Zwischen SIX und Mastercard eskaliert ein Streit. Die Schweizer Börsen- und Payment-Anbieterin im Besitz der Schweizer Banken hat bei der Weko eine Anzeige gegen die Kreditkartenfirma eingereicht, weil diese die Einführung eines neuen Schweizer Systems, das «National Cash Schemes», verhinderte. Nur ermittelt die Wettbewerbsbehörde gegen Mastercard.
Offenbar ist die Stimmung hoch gereizt. Beide Seiten kommunizieren mit dürren Communiqués. Gegenüber der Handelszeitung kündigt Mastercard jedoch bereits an, gegen die von der Weko ergriffenen, nicht namentlich bekannten vorsorglichen Massnahmen zu rekurrieren. «Mastercard wird die Verfügung der WEKO deshalb vor dem Bundesverwaltungsgericht anfechten», schreibt Sprecherin Juliane Schmitz-Engels.

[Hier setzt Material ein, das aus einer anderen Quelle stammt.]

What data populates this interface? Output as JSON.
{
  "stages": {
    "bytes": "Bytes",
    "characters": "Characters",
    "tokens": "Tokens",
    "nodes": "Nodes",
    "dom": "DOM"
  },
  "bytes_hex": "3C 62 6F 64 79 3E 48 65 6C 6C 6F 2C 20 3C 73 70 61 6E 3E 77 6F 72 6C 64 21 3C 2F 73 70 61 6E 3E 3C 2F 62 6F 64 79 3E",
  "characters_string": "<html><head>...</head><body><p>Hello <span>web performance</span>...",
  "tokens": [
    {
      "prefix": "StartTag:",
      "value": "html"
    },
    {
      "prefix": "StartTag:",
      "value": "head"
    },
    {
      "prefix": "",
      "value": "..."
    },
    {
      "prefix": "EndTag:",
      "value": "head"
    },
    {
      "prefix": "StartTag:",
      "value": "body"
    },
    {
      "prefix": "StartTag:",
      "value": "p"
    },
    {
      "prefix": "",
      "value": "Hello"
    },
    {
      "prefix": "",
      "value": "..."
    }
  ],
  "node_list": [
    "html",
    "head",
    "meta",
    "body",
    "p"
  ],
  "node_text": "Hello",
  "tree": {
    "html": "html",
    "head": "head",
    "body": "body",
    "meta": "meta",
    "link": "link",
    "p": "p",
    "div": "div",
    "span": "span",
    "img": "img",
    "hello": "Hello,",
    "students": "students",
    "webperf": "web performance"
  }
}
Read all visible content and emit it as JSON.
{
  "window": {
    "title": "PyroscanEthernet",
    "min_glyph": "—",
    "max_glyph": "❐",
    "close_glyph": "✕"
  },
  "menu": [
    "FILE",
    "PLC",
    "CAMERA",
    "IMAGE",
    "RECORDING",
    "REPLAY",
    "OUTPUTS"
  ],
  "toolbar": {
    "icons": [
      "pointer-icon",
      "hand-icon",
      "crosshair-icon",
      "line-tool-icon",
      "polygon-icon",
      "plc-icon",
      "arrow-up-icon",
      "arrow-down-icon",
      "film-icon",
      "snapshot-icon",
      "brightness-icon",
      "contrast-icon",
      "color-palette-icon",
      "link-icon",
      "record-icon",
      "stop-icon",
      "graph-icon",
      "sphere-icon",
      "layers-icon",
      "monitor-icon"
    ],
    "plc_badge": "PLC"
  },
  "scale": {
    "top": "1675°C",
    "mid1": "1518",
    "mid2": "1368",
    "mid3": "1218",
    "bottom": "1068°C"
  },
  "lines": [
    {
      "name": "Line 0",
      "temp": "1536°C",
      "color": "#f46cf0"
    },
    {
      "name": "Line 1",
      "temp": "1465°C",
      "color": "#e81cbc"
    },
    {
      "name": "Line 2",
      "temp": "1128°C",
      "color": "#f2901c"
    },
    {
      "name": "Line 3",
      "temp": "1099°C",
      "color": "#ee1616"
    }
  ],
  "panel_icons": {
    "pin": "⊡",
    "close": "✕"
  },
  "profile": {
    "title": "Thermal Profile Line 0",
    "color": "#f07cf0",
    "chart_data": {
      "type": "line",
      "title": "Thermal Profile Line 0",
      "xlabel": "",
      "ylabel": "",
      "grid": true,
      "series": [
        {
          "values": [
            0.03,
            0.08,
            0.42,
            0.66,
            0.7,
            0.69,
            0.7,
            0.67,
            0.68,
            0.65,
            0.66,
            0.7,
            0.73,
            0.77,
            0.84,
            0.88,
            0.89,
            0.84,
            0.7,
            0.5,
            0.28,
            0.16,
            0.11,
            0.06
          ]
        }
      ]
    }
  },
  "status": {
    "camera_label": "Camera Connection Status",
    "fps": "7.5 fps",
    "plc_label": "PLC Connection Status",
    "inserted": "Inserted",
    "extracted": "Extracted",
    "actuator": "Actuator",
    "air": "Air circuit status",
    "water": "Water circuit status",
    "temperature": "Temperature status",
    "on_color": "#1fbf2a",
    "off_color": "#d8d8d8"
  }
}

Die Schweizer Banken bauen ein neues Bezahlsystem
Worum geht es? Die SIX will – zusammen mit den Banken – das Bankomaten-System vereinheitlichen. Dank einem neuen Kartenstandard, dem NCS, und neuer Software auf den Geldautomaten, soll es künftig möglich sein, auch an Fremdautomaten Kontotransaktionen abzufragen, Einzahlungen zu machen oder andere Geschäfte zu tätigen. Auch Bargeldbezüge sollen künftig über NCS stattfinden können, wie SIX-Sprecher Jürg Schneider sagt.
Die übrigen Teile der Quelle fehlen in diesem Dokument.